Addressing the ceremony, Rahmon named the station the symbol of Tajik-Russian friendship. “Construction of this power plant is evidence of a fruitful bilateral cooperation between the two countries,” Tajik leader said.
Rahmon congratulated Tajik people on this important event and expressed gratitude to the Russian president, government and builders that had made today’s event possible.
“This facility is of significant importance for the whole Tajik people,” said the Tajik president, “This power plant increases the daily generation of electrical power in Tajikistan by 8 million kWh and will allow partially solving the problem of electricity shortages during autumn-winter period.”
He added that introduction of that facility into operation was an important event not only for residents of Tajikistan but also for residents of the region as whole because it would promote regulation of water resources in the region. “We have never worked and will never work to the detriment of our neighbors,” Rahmon said.
For his part, President Medvedev noted that construction of the Sangtuda-1 HPP had given a new impulse to further expansion of bilateral cooperation between the two countries.
He stressed that Russian-Tajik mutually beneficial cooperation was developing dynamically. “Besides those numerous projects, on implementation of which we are working, new projects are being developed in the field of hydropower engineering and exploration of gas fields,” said Medvedev, “We have large potential for cooperation and we should use this potential to the maximum.”
We will recall that the first unit of the Sangtuda-1 station was introduced into operation on January 20, 2008. During 2008, the second and the third units of the plant were also introduced into operation on July 1 and November 6 respectively. And the last fourth unit was put into operation in May this year.

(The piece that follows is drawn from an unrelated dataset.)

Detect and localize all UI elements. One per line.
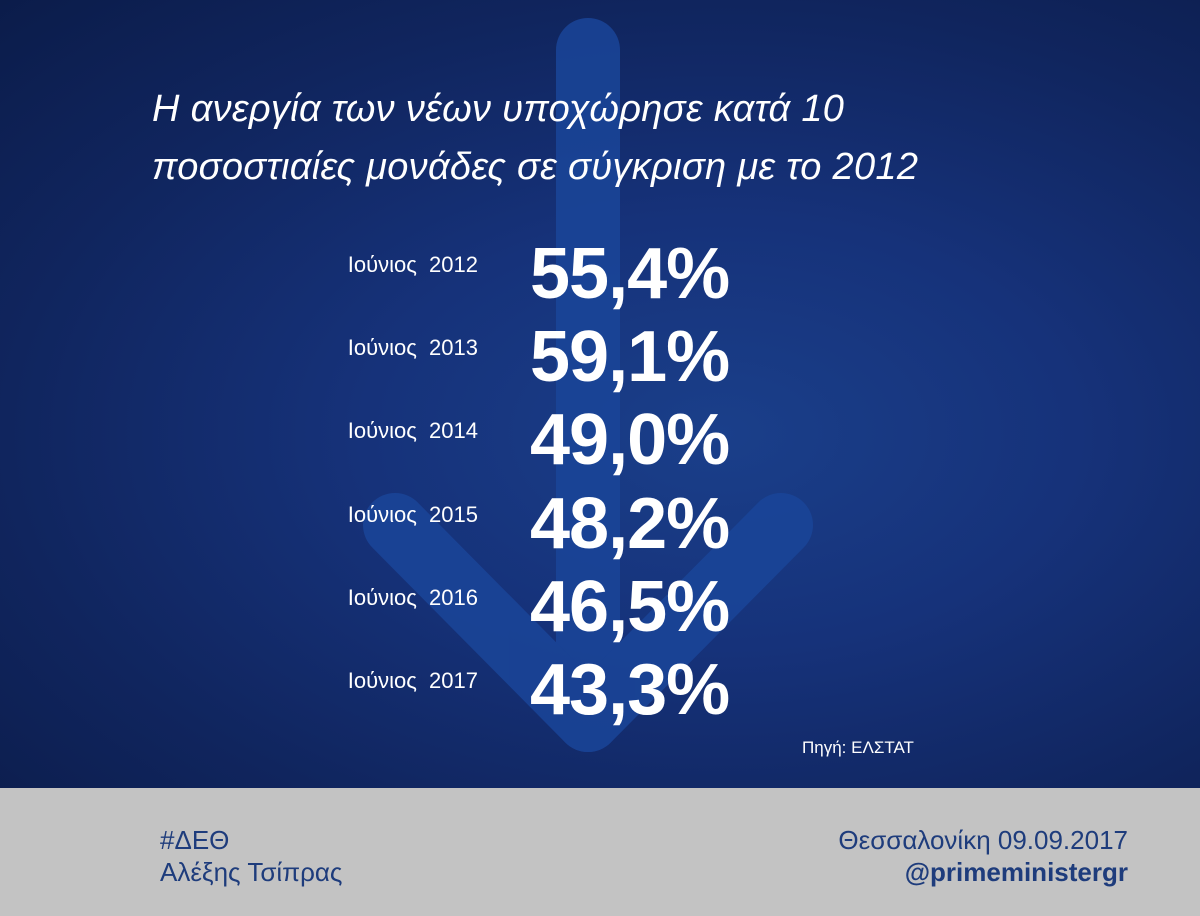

The construction of the Sangtuda-1 hydropower plant located some 110 kilometers southeast of Dushanbe began in the late 1980s. By the early 1990s, only 20% of the construction work had been completed, and further construction was suspended due to a civil war that broke out in Tajikistan in the early 1990s. The talks between Russia and Tajikistan on completing the construction of the Sangtuda-1 HPP began in 2003 and in 2004 the parties signed an inter-governmental agreement.
Russia retains a 75 percent share in the power plant, which generates a projected 2.7 billion kWh of electricity per annum. The power station has an estimated capacity of 670 MW.